Jocelyn meant to get into bed and wait a bit, then she’d turn the light back on and read a while, but the next thing she knew a ray of sunlight was coming through the curtains. It was morning.
8
JOCELYN LAY IN bed for a while, her hands behind her head, and looked at the ceiling of the bedroom. The house was hers, but since she’d arrived, she’d had very little time to herself.
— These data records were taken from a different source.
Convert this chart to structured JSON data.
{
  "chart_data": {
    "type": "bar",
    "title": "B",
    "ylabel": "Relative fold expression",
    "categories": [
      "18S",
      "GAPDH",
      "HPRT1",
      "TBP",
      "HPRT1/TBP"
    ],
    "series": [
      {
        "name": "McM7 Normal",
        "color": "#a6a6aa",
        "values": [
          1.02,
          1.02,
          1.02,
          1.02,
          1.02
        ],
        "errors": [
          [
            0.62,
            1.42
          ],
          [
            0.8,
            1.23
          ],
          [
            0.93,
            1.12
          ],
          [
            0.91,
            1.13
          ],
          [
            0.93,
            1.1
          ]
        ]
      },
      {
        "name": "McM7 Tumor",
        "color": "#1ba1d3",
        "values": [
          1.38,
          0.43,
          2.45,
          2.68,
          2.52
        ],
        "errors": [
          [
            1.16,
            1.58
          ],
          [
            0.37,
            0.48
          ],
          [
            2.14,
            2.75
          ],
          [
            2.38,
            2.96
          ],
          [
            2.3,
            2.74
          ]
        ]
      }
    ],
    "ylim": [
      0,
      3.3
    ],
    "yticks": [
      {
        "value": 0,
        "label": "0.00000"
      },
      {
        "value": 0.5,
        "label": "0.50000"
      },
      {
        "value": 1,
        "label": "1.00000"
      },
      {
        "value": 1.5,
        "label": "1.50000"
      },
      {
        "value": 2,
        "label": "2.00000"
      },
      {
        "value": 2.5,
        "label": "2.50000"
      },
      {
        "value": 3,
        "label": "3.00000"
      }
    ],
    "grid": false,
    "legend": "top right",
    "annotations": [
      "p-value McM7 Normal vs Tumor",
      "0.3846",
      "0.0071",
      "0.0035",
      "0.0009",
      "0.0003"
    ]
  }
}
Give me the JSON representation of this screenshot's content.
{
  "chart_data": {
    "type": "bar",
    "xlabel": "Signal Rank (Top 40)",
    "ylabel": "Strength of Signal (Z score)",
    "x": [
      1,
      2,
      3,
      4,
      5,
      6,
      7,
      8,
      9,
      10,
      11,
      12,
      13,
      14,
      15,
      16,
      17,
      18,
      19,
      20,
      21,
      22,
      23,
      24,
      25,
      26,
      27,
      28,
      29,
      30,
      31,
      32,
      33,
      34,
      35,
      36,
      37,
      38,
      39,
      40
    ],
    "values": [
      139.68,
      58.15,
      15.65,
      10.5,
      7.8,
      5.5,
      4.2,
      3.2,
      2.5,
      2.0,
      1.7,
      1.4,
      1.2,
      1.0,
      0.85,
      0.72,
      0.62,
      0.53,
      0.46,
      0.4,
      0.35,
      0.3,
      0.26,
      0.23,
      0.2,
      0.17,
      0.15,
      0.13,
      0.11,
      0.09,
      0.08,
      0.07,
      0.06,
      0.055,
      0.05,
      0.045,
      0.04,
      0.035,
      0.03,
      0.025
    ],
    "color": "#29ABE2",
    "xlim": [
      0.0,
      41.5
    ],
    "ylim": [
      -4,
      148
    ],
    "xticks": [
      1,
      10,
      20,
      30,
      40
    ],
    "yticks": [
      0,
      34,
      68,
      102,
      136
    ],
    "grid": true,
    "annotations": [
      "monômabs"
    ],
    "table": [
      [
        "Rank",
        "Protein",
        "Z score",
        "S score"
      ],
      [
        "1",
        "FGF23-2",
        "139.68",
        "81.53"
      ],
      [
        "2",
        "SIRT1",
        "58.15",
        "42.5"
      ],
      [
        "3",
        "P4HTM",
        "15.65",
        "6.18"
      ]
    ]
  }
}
She glanced at the bedside clock and saw that it wasn’t even seven, and she didn’t have to be anywhere until eleven. She’d use the time to look at the house thoroughly, not in the cursory way she had done.
She washed and dressed quickly, not bothering to blow-dry her hair, but pulling it back off her face. She glanced at her shiny skin, thought about putting on makeup, but didn’t. Miss Edi was of the Estée Lauder school that believed a woman should wear full makeup at every moment. Even at the end, Miss Edi had dressed beautifully and always wore lightly applied cosmetics.
But this morning, Miss Edi’s voice seemed farther off than usual, and Jocelyn didn’t want to take the time to “put on war paint,” as her father used to say.